Jem pushes open the main door to the house and feels a chill against her skin. The communal hallway is large and under-furnished, piles of unclaimed junk mail sit on a crude MDF shelf nailed into the wall, and a bike, divided into two parts and folded in on itself, rests against the wall, tethered to a water pipe. The front door of the ground-floor flat is painted turquoise and has a “Beware of the Dog” sign taped to it. Jem can hear an animal growling ominously from behind it.

She takes the dun-colored steps up to the first floor and inserts the next of the two keys into the white door there. The door has four dimpled glass panels in it and a vertical chrome letter box. She inhales greedily before she pushes open the door,
taking in extra air to see her through the next moment or two of her life. She has been to this flat on only three other occasions and each time it was full and alive with her children and their father. Now it is empty, and Jem is not entirely certain of what she will find on the other side of the door.

It is seven days since she last spoke to Ralph. It is seven days since he was in his car, headed somewhere dark and mysterious, and it is two hours since he was due once more at Lulu's house to collect Scarlett and Blake. Jem has been oscillating crazily between anger and fear. She is angry in the moments when she looks at her children and tries to imagine what there could possibly be out there in the big wide world that is more alluring, more compelling than being with them. And then she is fearful in the moments when she knows there is nothing and that the only thing that could be keeping Ralph from his children is foul play, madness or tragedy.

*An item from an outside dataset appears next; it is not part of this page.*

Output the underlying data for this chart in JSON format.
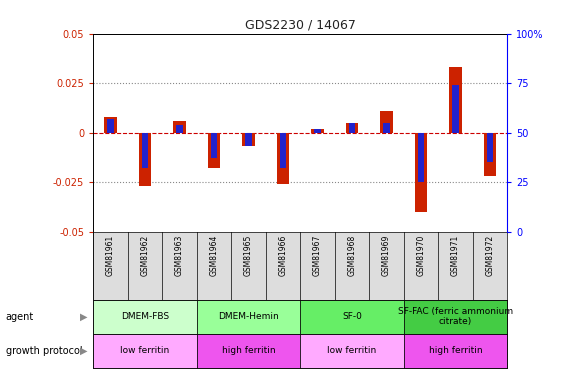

Ralph has not been answering either of his phones, he has not been in touch with his father and he has not been in touch with his friends. This morning Jem was even moved to email Smith, in California, to see if he knew anything about the whereabouts of the errant Ralph. She has yet to hear back from him.

Ralph gave her his keys a few months ago,
not
so that she could let herself in in the event of his disappearing off the face of the earth, but in her capacity as his nearest neighbor, in the event of his locking himself out. It was Lulu's idea to use it. “Go,” she said, as the hour of Ralph's promised reappearance and collection of his children came and went, “go now. Leave the kids here. It's lentils and farting tonight—they'll be fine.”

Jem peers into the hallway and moves a large pile of mail to one side with her foot. The flat smells bare and unlived in, slightly damp. Ralph's shoes and sneakers sit in a row on
a wooden shelf outside the living room. She glances at them and feels a wave of tender sadness.
Ralph's shoes
. She's always had a thing about Ralph's disembodied footwear. When they'd shared the flat in Almanac Road, she would anthropomorphize his shoes when he was out. Shoes were such intimate things when they were disconnected from their wearers. When she was younger, Jem had used the “empty shoe” test to judge whether or not she would want to sleep with a man. She would look at his shoes, then imagine them empty by the side of her bed the next morning. More often than not, this would be sufficient to extinguish any misplaced sexual interest. It had been the opposite with Ralph's shoes. Every time she saw them she felt a glow of warmth and desire, and when she'd awoken the morning after their first night together and seen them there, his shoes, separate from him, the insides worn smooth with the imprint of his socked feet, she'd felt complete.